End-users are presented by a UI which allows them to configure:
- The source directory, within which the candidate image files;
- A directory to which resized images shall be saved (retaining the same file name);
- A directory to which images that could not be resized - for whatever reason - shall be copied to (this was purpose specific; future releases will split this out into an optional feature);
- A maximum image size in pixels;
- A minimum image size in pixels;
- A number of images that can be processed simultaneously (in non-layman's terms, the number of threads allocated to a thread pool that is responsible for handling the submission and running of image resize tasks);
The interface also provides a log which provides a good amount of useful information.

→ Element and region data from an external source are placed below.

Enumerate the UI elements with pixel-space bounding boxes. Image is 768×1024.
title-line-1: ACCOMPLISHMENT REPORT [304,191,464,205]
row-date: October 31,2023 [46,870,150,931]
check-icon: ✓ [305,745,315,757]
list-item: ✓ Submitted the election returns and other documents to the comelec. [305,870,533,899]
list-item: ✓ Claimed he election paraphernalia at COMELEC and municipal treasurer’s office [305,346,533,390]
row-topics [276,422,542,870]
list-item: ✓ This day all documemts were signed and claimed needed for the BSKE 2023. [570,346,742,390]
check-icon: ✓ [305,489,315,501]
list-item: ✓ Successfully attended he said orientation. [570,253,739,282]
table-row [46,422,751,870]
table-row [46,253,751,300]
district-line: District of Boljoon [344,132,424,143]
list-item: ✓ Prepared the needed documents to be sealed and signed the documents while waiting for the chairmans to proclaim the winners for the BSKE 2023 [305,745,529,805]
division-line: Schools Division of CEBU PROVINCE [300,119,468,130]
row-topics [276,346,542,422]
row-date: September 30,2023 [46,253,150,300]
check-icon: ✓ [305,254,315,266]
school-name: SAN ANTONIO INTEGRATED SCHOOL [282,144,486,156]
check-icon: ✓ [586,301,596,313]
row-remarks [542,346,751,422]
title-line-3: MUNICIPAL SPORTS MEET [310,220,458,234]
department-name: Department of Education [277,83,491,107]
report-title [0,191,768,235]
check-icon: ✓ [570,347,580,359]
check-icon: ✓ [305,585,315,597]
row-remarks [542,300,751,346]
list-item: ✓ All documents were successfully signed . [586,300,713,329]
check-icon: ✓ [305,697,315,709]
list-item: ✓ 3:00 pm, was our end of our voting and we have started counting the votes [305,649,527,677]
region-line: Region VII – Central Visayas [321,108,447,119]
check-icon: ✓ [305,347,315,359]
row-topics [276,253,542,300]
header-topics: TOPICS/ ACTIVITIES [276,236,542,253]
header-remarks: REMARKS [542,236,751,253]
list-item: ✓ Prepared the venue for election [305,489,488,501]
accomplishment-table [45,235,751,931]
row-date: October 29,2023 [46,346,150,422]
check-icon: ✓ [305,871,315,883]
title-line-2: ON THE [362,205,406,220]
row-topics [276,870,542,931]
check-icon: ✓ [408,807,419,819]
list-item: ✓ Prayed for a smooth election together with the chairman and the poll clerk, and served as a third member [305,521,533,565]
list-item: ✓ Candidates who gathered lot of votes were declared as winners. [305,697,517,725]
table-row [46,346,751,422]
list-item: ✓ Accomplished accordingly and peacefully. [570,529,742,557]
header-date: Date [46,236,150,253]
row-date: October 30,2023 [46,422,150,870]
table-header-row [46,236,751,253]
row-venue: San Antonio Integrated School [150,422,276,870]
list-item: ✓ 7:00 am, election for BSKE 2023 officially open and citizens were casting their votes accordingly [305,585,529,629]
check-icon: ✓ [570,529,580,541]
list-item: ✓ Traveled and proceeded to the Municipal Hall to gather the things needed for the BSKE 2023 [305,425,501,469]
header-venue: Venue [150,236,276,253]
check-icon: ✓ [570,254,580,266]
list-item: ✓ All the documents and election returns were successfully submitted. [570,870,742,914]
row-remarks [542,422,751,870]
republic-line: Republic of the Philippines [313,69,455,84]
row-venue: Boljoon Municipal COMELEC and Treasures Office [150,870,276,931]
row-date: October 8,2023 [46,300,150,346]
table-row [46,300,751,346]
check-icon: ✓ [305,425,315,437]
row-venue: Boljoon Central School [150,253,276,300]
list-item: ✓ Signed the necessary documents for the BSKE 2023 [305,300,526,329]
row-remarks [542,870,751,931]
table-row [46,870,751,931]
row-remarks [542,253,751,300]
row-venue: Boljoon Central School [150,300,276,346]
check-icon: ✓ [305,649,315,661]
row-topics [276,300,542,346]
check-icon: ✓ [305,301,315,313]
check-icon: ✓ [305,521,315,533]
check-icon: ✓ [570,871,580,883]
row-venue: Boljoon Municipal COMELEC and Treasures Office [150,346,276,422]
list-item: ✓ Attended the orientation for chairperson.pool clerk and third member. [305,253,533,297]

The following rules are observed:
- Neither the save-to directory nor the on-fail-copy-to directory may be the same as the source;
- No more than 10 images can be processed concurrently (this was to accommodate the known spec of my colleague's machine);
- Every image is always squared to ensure that the width and height of the resized image are equal against a white background/canvas;
- If the largest dimensional component (width or height) is greater than the given maximum size, the difference is used to produce a multiplier by which the image should be scaled down.
- If any dimensional components are smaller than the given minimum size, a white background/canvas will surround the difference (with the image in the centre).
Please note that this project was constructed within - and built by - NetBeans IDE using JDK1.7.0u13.